Die Inszenierung und die Choreographie liegt in den Händen von dem in Beinwil am See geborenen Schweizer Regisseur und Choreographen Simon Eichenberger. Schnörkellos, jederzeit nachvollziehbar hat er dieses Stück auf die Felsenbühne Wunsiedel gebracht und die Schönheit des lebendigen Bühnenbildes entsprechend einbezogen. Eine klare, verständliche und nachvollziehbare Inszenierung dieses Stückes. Das Bühnenbild, von dem in Wien geborenen und in Berlin lebenden Stephan Prattes, fügt sich nahtlos ein, mit einfachen Mitteln viel erreicht, wobei die Dimensionen der riesigen Bühne erst einmal bewältigt werden müssen und dies ist vorzüglich gelungen. Die in den Niederlanden geborene Marrit van der Burgt ist für die Kostüme verantwortlich und sie schwelgt förmlich in farbigen, abwechslungsreichen, der damaligen Zeit angepassten Kostümen, die einfach nur ein Hingucker sind. Eine tolle Arbeit, die das Stück weiter aufwertet. Die musikalische Leitung liegt in den Händen des in Erfurt geborenen ersten Kapellmeisters Hans-Peter Preu. Er führt die Elbland Philharmonie Sachsen über alle Klippen der Musik, lässt sie aufbrausend ausspielen, sie aber genauso sängerdienlich zurücknehmen, um niemand zu übertönen. Frisch, flott spielen sie die herrliche Musik von Oscar Straus, ohne Fehl und Tadel. Was mich etwas gestört hat, einfach weil ich sie furchtbar finde, sind die Mikroports, ohne die es scheinbar heutzutage nicht mehr geht. Ein guter ausgebildeter Sänger braucht sie nicht. Und gleich zu Beginn beim Auftritt der Ringrichterin hallt deren Stimme von diesen Mikros unschön von allen Seiten. Ich glaube, ich werde mich nie daran gewöhnen, aber es ist leider nicht zu ändern.
Bevor ich zu den Hauptakteuren einer guten Operette, den Sängern komme, noch ein paar Worte zur Aufführung selbst. Bei den Operetten ist man es in Wunsiedel gewohnt, dass ohne Pause durchgespielt wird und das ist auch gut so.

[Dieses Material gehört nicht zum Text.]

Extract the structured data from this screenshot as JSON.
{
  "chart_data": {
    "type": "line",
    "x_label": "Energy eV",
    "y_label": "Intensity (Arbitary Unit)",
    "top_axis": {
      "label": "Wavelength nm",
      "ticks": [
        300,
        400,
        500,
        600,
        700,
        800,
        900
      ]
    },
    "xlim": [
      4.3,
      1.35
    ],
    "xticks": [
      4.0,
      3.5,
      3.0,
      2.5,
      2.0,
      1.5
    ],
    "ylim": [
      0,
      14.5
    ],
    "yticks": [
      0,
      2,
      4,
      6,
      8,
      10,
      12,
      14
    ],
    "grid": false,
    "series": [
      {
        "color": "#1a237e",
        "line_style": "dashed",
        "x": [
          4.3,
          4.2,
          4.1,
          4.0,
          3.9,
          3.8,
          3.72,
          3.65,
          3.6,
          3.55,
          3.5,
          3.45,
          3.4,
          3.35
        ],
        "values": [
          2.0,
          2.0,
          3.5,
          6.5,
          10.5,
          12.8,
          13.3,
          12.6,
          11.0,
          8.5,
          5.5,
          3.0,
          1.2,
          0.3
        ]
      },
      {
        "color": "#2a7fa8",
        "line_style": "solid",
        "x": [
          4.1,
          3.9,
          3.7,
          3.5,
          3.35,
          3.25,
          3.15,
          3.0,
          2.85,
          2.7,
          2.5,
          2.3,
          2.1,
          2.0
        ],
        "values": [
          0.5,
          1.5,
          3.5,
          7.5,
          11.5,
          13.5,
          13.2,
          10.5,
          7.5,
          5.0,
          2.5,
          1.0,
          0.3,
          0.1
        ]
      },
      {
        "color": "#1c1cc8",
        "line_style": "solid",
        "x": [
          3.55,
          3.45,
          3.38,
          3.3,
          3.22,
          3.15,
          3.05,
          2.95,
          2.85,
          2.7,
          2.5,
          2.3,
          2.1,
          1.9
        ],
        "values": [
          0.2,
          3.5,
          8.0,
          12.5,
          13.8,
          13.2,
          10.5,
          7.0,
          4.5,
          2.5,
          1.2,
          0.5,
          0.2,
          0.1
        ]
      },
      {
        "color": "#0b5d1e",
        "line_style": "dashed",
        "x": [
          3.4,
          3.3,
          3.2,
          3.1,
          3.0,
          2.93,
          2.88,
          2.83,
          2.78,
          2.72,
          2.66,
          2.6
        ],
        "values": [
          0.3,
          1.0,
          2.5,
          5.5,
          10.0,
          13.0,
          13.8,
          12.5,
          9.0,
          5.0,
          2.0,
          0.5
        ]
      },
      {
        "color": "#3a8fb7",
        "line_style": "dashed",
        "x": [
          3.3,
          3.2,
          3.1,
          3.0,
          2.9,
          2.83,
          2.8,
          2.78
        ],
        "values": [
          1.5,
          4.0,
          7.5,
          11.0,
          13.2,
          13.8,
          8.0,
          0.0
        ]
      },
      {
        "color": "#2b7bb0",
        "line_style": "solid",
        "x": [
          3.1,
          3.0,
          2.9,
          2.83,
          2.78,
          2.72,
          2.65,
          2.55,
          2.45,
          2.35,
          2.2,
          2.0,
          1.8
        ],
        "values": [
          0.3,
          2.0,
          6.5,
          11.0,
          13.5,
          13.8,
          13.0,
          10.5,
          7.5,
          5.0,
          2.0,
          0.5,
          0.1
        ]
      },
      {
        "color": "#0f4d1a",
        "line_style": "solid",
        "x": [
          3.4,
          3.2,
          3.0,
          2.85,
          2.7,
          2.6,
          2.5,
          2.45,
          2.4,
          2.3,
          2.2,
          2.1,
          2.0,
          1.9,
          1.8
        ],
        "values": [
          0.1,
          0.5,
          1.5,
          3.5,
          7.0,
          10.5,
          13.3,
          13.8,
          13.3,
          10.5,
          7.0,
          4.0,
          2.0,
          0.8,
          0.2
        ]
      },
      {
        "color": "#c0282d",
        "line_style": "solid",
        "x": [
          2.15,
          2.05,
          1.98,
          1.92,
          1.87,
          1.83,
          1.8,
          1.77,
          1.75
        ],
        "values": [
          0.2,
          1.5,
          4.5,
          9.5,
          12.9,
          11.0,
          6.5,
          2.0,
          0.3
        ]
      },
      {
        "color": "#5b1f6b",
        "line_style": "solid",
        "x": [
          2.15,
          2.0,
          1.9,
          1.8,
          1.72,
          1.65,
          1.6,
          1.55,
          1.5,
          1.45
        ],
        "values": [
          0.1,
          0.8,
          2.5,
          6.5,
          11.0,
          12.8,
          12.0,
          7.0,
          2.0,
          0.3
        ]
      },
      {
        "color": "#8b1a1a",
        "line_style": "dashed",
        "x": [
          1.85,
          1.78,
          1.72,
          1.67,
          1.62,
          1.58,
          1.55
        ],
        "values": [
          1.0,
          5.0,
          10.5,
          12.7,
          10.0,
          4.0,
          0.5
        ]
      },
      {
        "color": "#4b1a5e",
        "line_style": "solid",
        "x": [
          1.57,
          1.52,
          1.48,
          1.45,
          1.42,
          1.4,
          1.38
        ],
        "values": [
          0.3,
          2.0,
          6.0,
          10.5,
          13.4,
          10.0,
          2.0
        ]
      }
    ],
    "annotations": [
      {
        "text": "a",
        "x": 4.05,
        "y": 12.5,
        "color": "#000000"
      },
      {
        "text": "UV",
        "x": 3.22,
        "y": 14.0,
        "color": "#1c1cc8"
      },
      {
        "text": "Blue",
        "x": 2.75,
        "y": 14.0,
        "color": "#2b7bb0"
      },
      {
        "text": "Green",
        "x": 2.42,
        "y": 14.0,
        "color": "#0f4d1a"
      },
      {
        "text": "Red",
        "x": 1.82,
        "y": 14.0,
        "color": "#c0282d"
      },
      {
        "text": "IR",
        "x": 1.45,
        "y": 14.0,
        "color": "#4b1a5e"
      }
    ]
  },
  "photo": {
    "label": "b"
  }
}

Leider macht man hier eine Umbaupause (wobei während dieser Pause praktisch nichts umgebaut wird). In seligen Voroperettenzeiten in Wunsiedel wurden kleinere Pausen durch das Orchester, welches schwungvoll aufspielte, überbrückt. Hier verlassen die Musiker auch ihren Platz und vertreten sich die Füße. Man sagt vorher zwar an, dass man nicht aus dem Zuschauerraum gehen soll (dies verstehen aber nicht allzu viele), hängt aber eine riesige Tafel auf, auf der steht Juhuuu! Pause! Das animiert natürlich so manchen Besucher, den Zuschauerraum zu verlassen, nach draußen zu gehen und dadurch zieht sich alles sehr lange hin. Man sollte in Wunsiedel einfach diese Pause weglassen, aber das ist halt nur eine Meinung von mir. Wenn alle das Rund verlassen würden, würde es sehr lange dauern, bis sich alle wieder zur Vorstellung einfinden würden.

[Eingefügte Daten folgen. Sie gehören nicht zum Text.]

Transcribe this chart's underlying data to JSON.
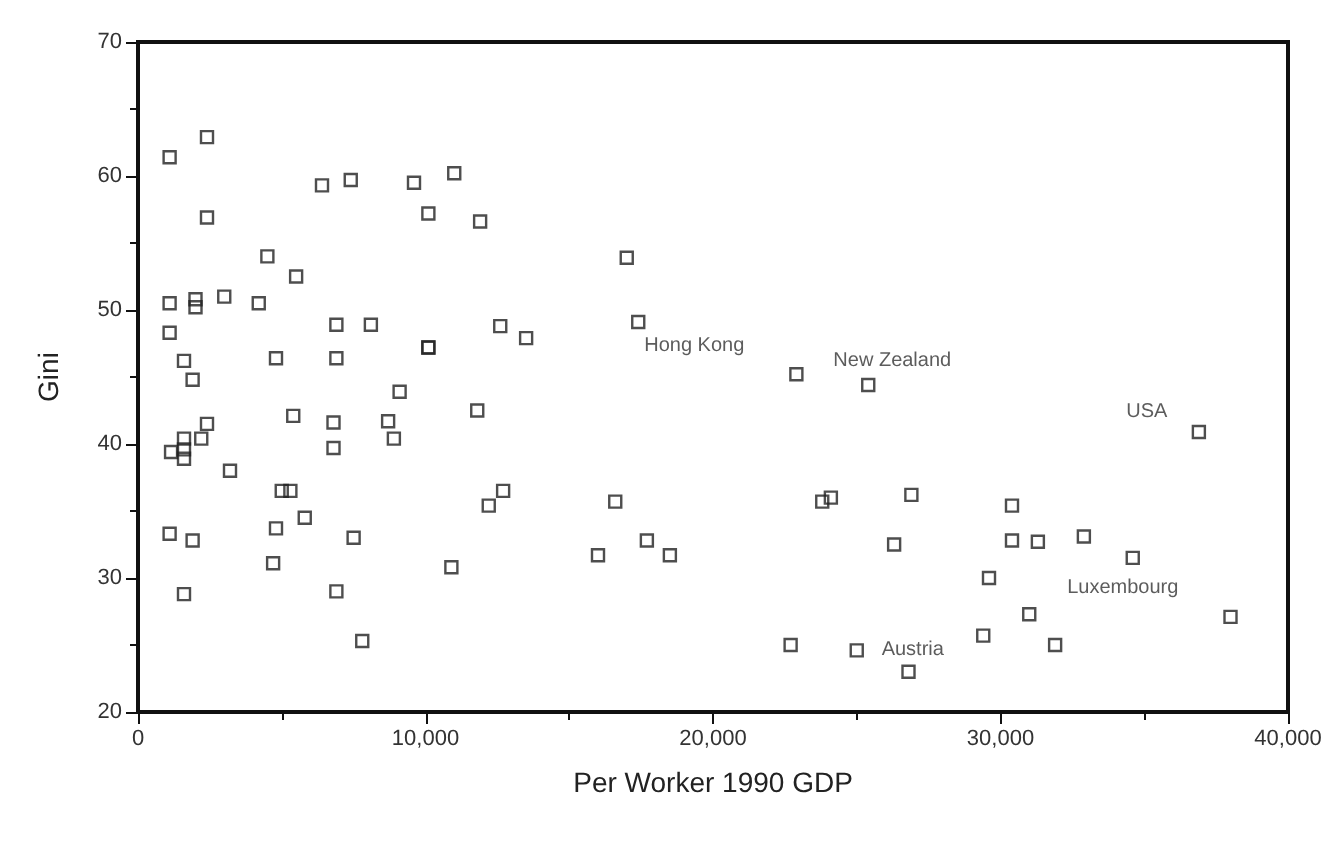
{
  "chart_data": {
    "type": "scatter",
    "xlabel": "Per Worker 1990 GDP",
    "ylabel": "Gini",
    "marker": "square",
    "grid": false,
    "xlim": [
      0,
      40000
    ],
    "ylim": [
      20,
      70
    ],
    "xticks": [
      0,
      {
        "value": 10000,
        "label": "10,000"
      },
      {
        "value": 20000,
        "label": "20,000"
      },
      {
        "value": 30000,
        "label": "30,000"
      },
      {
        "value": 40000,
        "label": "40,000"
      }
    ],
    "yticks": [
      20,
      30,
      40,
      50,
      60,
      70
    ],
    "annotations": [
      {
        "text": "Hong Kong",
        "x": 17400,
        "y": 49.1
      },
      {
        "text": "New Zealand",
        "x": 25400,
        "y": 44.4
      },
      {
        "text": "USA",
        "x": 36900,
        "y": 40.9
      },
      {
        "text": "Luxembourg",
        "x": 34600,
        "y": 31.5
      },
      {
        "text": "Austria",
        "x": 25000,
        "y": 24.6
      }
    ],
    "series": [
      {
        "color": "#222222",
        "x": [
          1100,
          2400,
          2400,
          1100,
          2000,
          2000,
          3000,
          4200,
          4500,
          5500,
          6400,
          7400,
          9600,
          11000,
          10100,
          11900,
          1100,
          6900,
          8100,
          10100,
          1600,
          4800,
          6900,
          1900,
          9100,
          2400,
          5400,
          6800,
          8700,
          8900,
          6800,
          1600,
          2200,
          1150,
          1600,
          1600,
          3200,
          5000,
          5300,
          5800,
          1100,
          1900,
          4800,
          7500,
          4700,
          1600,
          6900,
          7800,
          17000,
          12600,
          13500,
          10100,
          17400,
          22900,
          25400,
          11800,
          12700,
          12200,
          16600,
          17700,
          16000,
          18500,
          10900,
          22700,
          25000,
          26800,
          36900,
          26900,
          26300,
          23800,
          24100,
          30400,
          30400,
          31300,
          32900,
          34600,
          29600,
          31000,
          29400,
          31900,
          38000
        ],
        "values": [
          61.4,
          62.9,
          56.9,
          50.5,
          50.8,
          50.2,
          51.0,
          50.5,
          54.0,
          52.5,
          59.3,
          59.7,
          59.5,
          60.2,
          57.2,
          56.6,
          48.3,
          48.9,
          48.9,
          47.2,
          46.2,
          46.4,
          46.4,
          44.8,
          43.9,
          41.5,
          42.1,
          41.6,
          41.7,
          40.4,
          39.7,
          40.4,
          40.4,
          39.4,
          39.6,
          38.9,
          38.0,
          36.5,
          36.5,
          34.5,
          33.3,
          32.8,
          33.7,
          33.0,
          31.1,
          28.8,
          29.0,
          25.3,
          53.9,
          48.8,
          47.9,
          47.2,
          49.1,
          45.2,
          44.4,
          42.5,
          36.5,
          35.4,
          35.7,
          32.8,
          31.7,
          31.7,
          30.8,
          25.0,
          24.6,
          23.0,
          40.9,
          36.2,
          32.5,
          35.7,
          36.0,
          35.4,
          32.8,
          32.7,
          33.1,
          31.5,
          30.0,
          27.3,
          25.7,
          25.0,
          27.1
        ]
      }
    ]
  }
}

Nun aber endlich zu den Sängern. Gunther, König von Burgund wird von dem aus dem sächsischen Kriebstein stammenden Bariton Johannes Wollrab verkörpert. Sein feiner und schöner gepflegter Bariton protzt zwar nicht mit stimmlicher Durchschlagskraft, aber passt sehr gut in die Rolle und darstellerisch ist er eine Nummer für sich. Sein Mienenspiel ist einfach nur überragend, er verkörpert den ängstlichen Duckmäuser auf das Trefflichste, er identifiziert sich mit seiner Rolle, die er weidlich und gekonnt ausschöpft. Eine ganz tolle Leistung, die mit viel Beifall belohnt wird.

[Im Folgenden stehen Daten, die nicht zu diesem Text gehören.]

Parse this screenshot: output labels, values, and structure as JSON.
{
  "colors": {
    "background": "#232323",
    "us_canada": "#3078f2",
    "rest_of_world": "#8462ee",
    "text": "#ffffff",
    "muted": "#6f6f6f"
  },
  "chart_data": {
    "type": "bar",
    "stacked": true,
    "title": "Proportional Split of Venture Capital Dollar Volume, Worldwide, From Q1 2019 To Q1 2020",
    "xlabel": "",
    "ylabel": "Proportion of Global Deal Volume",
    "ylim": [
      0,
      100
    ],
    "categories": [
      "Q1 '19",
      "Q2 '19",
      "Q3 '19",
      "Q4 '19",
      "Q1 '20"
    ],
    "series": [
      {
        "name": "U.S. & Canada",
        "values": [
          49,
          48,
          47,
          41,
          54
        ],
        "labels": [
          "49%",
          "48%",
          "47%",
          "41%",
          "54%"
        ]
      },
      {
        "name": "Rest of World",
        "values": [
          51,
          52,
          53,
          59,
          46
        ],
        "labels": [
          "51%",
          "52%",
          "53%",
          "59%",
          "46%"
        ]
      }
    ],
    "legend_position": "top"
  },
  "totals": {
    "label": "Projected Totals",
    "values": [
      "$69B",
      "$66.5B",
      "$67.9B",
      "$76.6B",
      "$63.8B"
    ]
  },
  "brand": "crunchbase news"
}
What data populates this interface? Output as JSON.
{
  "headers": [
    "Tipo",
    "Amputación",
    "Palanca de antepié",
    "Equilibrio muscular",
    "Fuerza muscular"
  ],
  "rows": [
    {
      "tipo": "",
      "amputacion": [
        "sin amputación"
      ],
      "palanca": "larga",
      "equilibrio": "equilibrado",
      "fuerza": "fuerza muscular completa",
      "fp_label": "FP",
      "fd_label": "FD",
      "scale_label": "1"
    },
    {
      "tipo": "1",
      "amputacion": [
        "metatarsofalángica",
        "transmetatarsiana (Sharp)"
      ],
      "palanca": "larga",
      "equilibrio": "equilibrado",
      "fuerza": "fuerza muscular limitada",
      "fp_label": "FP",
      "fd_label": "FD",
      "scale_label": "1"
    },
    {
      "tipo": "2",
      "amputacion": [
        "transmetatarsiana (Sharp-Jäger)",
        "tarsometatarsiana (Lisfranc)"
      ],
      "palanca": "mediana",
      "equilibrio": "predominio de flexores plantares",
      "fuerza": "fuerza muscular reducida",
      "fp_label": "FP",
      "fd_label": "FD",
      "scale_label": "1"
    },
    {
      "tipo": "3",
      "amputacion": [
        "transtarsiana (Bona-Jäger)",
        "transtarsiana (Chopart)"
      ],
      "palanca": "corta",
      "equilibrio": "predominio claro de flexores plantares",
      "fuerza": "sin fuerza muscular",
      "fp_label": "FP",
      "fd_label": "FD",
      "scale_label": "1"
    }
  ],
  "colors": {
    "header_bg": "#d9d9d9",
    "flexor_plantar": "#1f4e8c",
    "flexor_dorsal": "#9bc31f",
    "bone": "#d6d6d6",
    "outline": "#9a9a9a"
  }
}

Seine Mutter Ute, wird dargestellt von der schwedischen Mezzosopranistin Ylva Gruen die mit schöner warmer Stimme ihre gesanglich nicht so große Rolle sehr gut ausfüllt, ebenso wie ihr Gemahl, der Vater Dankwart, der von dem in Seoul in Südkorea geborenen Bass Do-Heon Kim dargestellt wird. Auch er mit gefälligem klangvollen Bass-Bariton gut in dieser Rolle. Den Drachentöter Siegfried verkörpert der in Burgstädt bei Chemnitz geborene Tenor Kay Frenzel. Er hat einen recht hellen, klaren, durchdringenden, manchmal etwas scharfen Tenor, der durchschlagend ist, aber ab und zu ein kleines bisschen gepresst klingt. Er passt jedoch in die Rolle des Superhelden hervorragend hinein und wirft sich auch mit allem, was er hat, in die Darstellung dieser Sagenfigur und füllt sie mehr als rollendeckend aus. Auch im Duett mit Kriemhild, der Schwester König Gunthers kann er gut punkten und beide Stimmen ergänzen sich trefflich. Kriemhild wird von der in St. Petersburg geborenen Sopranistin Anna Erxleben verkörpert. Sie besitzt einen klaren, zupackenden Sopran, der keinerlei Höhenprobleme hat und kann auch darstellerisch aus dem Vollen schöpfen. Die Königin von Isenland, Brunhilde wird von der in Quedlinburg in Sachsen-Anhalt geborenen lyrischen Koloratursopranistin Franziska Abram verkörpert. Ihr stimmschöner, zarter und warmer Sopran kann in jedem Fall gut gefallen, ebenso wie ihr ausgezeichnetes Spiel, nicht nur im Kampf. Sie ist auch von der Darstellung her ein Hingucker und bringt sich in ihrer Rolle voll zur Geltung.
Der Onkel Gunthers, der grimmige Hagen ist der in Weimar geborene Bass Michael König. Man merkt ihm richtig die Freunde an der Rolle des Bösen, der ja eigentlich gar kein Böser ist, an. Mit dunklem, geschmeidigem und auch durchschlagendem Bass ist er immer ein Fixpunkt auf der Bühne, die er auch körperlich gut vereinnahmt und die er darstellerisch richtiggehend auskostet. Sein großes Solo kurz vor dem Schluss wird zu einem der Höhepunkte der Aufführung.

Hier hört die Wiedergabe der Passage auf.